The capabilities of ChatGPT 5.5 Pro have arrived ahead of the institutions designed to accommodate them. Preprint repositories such as arXiv currently refuse to accept AI-authored content — meaning that a mathematically valid, expert-reviewed breakthrough can exist without any formal channel for dissemination or peer review within the established academic system. Professor Gowers has proposed a practical solution: a dedicated repository for AI mathematical achievements, reviewed by human mathematicians, which would allow machine-generated insights to be formally vetted, credited, and integrated into the scientific record.

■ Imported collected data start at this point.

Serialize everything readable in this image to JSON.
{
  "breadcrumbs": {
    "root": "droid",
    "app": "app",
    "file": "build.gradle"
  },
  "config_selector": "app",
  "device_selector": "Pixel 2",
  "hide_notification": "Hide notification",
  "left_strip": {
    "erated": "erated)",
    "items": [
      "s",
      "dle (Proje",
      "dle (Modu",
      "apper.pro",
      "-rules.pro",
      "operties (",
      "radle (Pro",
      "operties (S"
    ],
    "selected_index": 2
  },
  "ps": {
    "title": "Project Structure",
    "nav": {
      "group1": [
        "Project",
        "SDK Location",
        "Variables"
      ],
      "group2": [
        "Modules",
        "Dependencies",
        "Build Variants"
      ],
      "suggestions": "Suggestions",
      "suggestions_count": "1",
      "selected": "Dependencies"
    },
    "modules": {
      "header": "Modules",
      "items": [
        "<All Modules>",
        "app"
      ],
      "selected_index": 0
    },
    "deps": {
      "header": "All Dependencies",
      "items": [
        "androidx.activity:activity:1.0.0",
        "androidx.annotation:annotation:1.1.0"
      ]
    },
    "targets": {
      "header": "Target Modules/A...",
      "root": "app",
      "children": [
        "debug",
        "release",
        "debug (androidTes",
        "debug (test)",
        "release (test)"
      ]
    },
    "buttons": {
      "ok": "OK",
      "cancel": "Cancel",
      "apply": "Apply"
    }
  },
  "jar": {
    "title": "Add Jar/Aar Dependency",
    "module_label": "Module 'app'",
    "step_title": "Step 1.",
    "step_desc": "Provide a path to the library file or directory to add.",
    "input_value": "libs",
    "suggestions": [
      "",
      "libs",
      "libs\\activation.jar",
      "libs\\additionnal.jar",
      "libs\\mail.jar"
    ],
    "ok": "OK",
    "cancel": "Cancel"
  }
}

Reliability is a second fault line. The same studies that document the model's successes also flag its failures. In one instance, ChatGPT 5.5 Pro successfully constructed a valid proof for a differential equation on its first attempt — yet repeatedly produced other proofs that incorrectly assumed the very conjecture it was supposed to prove, treating an unproven claim as if it were already established fact. This is a known risk with large language models: the generation of plausible-sounding but logically flawed reasoning, commonly called hallucination. In a high-stakes research environment, such errors could propagate through the literature if not caught by rigorous human review. The AI is a powerful and sometimes unpredictable collaborator, not an infallible oracle.
The question of authorship and credit remains unresolved. When an AI independently solves a major problem, who owns that discovery? Current practice — acknowledging the model's contribution in paper appendices — is a pragmatic stopgap, but it is unlikely to hold as AI becomes a more central participant in research. New norms, new policies, and potentially new legal frameworks will be needed to define what intellectual contribution means in an era when machines can participate in the highest forms of creative thought.